The Random Sampling component randomly samples the input data. You can specify the proportion or number of samples. The samples are independent of each other.
Configure the component
You can use one of the following methods to configure the Random Sampling component.
Method 1: Configure the component on the pipeline page
Configure the component parameters on the pipeline page of Machine Learning Designer.

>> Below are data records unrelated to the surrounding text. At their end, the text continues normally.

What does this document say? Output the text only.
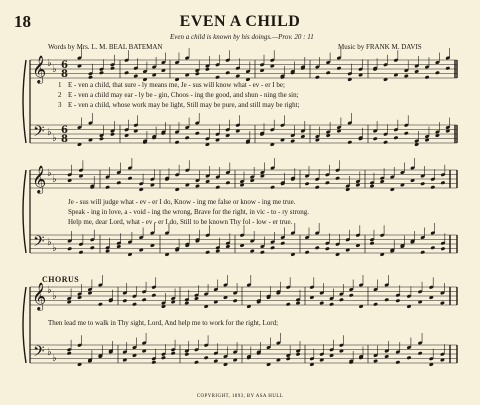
18	EVEN A CHILD
Even a child is known by his doings.—Prov. 20 : 11
Words by Mrs. L. M. BEAL BATEMAN	Music by FRANK M. DAVIS
𝄞
𝄢
♭
♭
♭
♭
6
8
6
8
𝄞
𝄢
♭
♭
♭
♭
𝄞
𝄢
♭
♭
♭
♭
1 E - ven a child, that sure - ly means me, Je - sus will know what - ev - er I be;
2 E - ven a child may ear - ly be - gin, Choos - ing the good, and shun - ning the sin;
3 E - ven a child, whose work may be light, Still may be pure, and still may be right;
Je - sus will judge what - ev - er I do, Know - ing me false or know - ing me true.
Speak - ing in love, a - void - ing the wrong, Brave for the right, in vic - to - ry strong.
Help me, dear Lord, what - ev - er I do, Still to be known Thy fol - low - er true.
CHORUS
Then lead me to walk in Thy sight, Lord, And help me to work for the right, Lord;
COPYRIGHT, 1893, BY ASA HULL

Tab | Parameter | Description |
Parameters Setting | Sample Size | The value must be a positive integer. |
Sampling Fraction | The value must be a floating-point number. Valid values: (0,1). | |
Sampling with Replacement | By default, this check box is not selected. If you select this check box, sampling with replacement is enabled. | |
Random Seed | By default, the system determines the value. | |
Tuning | Cores | The value must be a positive integer. By default, the system determines the value. |
Memory Size per Core | The value must be a positive integer. Unit: MB. Valid values: (1,65536). By default, the system determines the value. |
Method 2: Use PAI commands
Configure the component parameters by using PAI commands. You can use the SQL Script component to call PAI commands. For more information, see SQL Script.
PAI -name RandomSample
-project algo_public
-Dlifecycle="28"
-DoutputTableName="test2"
-Dreplace="false"
-DsampleSize="500"
-DinputPartitions="pt=20150501"
-DinputTableName="bank_data_partition";
Parameter | Required | Description | Default value |
inputTableName | Yes | The name of the input table. | No default value |
inputTablePartitions | No | The partitions that are selected from the input table for training. The following formats are supported:
Note Separate multiple partitions with commas (,) | No default value |
outputTableName | Yes | The name of the output table. | No default value |
sampleSize | No | The number of samples. Note
| No default value |
sampleRatio | No | The sampling proportion. The value must be a floating-point number. Valid values: (0,1). | No default value |
replace | No | Specifies whether to enable sampling with replacement. The value must be of the BOOLEAN type. | false |
randomSeed | No | The random seed. The value must be a positive integer. | Determined by the system |
lifecycle | No | The lifecycle of the output table. Valid values: [1,3650]. | No default value |
coreNum | No | The number of cores used in computing. The value must be a positive integer. | Determined by the system |
memSizePerCore | No | The memory size of each core. Valid values: (1,65536). Unit: MB. | Determined by the system |